OA079] Development of a national guideline for yearly constancy testing of image quality on CT scanners in Denmark

Abstract

Purpose To develop a national guideline for yearly constancy testing of image quality on diagnostic CT scanners based on current IEC standards. Methods A national work group of experienced CT physicist was established to develop the guideline. The guideline should work for all diagnostic CT scanners, be based on the IEC standards and specify the details not given in the IEC standards, such as which scan parameters and phantoms to use, how to calculate and analyze a specific image quality parameter and how many different types of scan protocols to be tested taken the testing time into account. Beside the IEC standard, the following should be taken into consideration: 1) the methology should be easy to replicate minimizing inter operator errors knowing that typically more than one person takes part in testing a CT scanner over time 2) the methology should reflect the clinical use of the CT scanner along with meaningful tolerances 3) the need for an absolute test of CT number of water ensuring a well calibrated CT scanner. The final guideline is based on a comprehensive literature study, experience with performing and analyzing CT image quality control and thorough practical trials testing the outcome of different scan settings taking testing time and clinical relevance of parameters into account.

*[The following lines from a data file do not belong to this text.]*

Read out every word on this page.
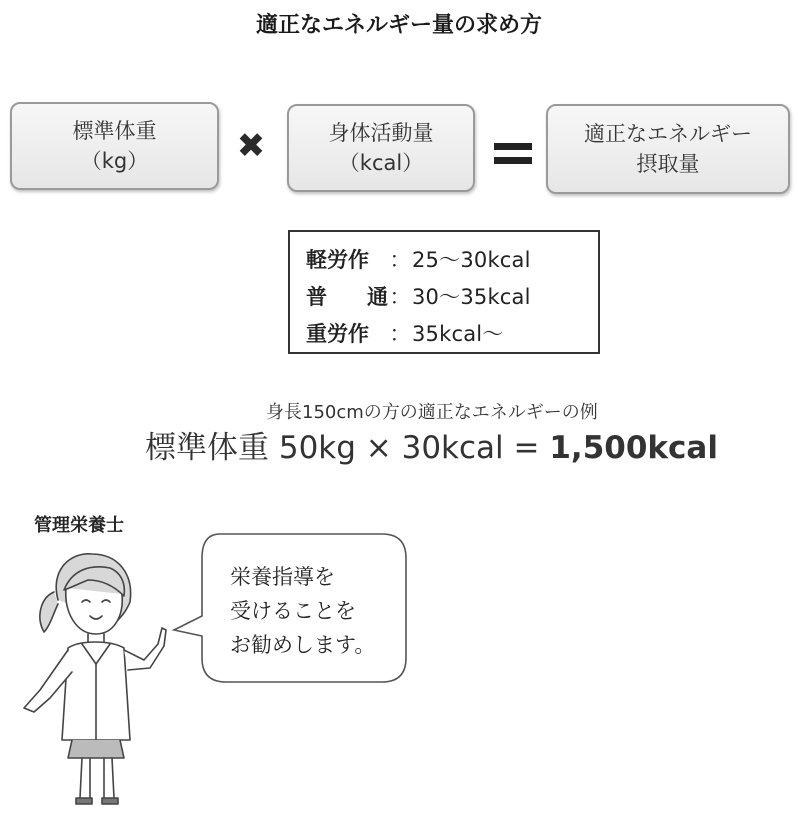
適正なエネルギー量の求め方
標準体重
（kg）	✖	身体活動量
（kcal）
適正なエネルギー
摂取量
軽労作 ： 25〜30kcal
普 通 ： 30〜35kcal
重労作 ： 35kcal〜
身長150cmの方の適正なエネルギーの例
標準体重 50kg × 30kcal = 1,500kcal
管理栄養士
栄養指導を
受けることを
お勧めします。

Results A guideline with a complete set of information for testing the following image quality parameters for all kind of diagnostic CT scanners: Noise, CT number of water and its reproducibility, uniformity, CT number variation along z axis, CT number linearity, spatial resolution in scan plan and in scan direction and slice thickness. To lower the degree of methodic uncertainty several key points was discovered by the work group and incorporated in the guideline. 1) Image quality parameters evaluated by baseline comparison should be based on a method easily replicated. 2) Minimizing the number of and reducing the difference between scan protocols minimize errors. 3) Use of helical CT to reduce influences from slice to slice variation observed in axial CT. 4) Phantoms must be brought to room temperature to minimize variations in CT number from year to year.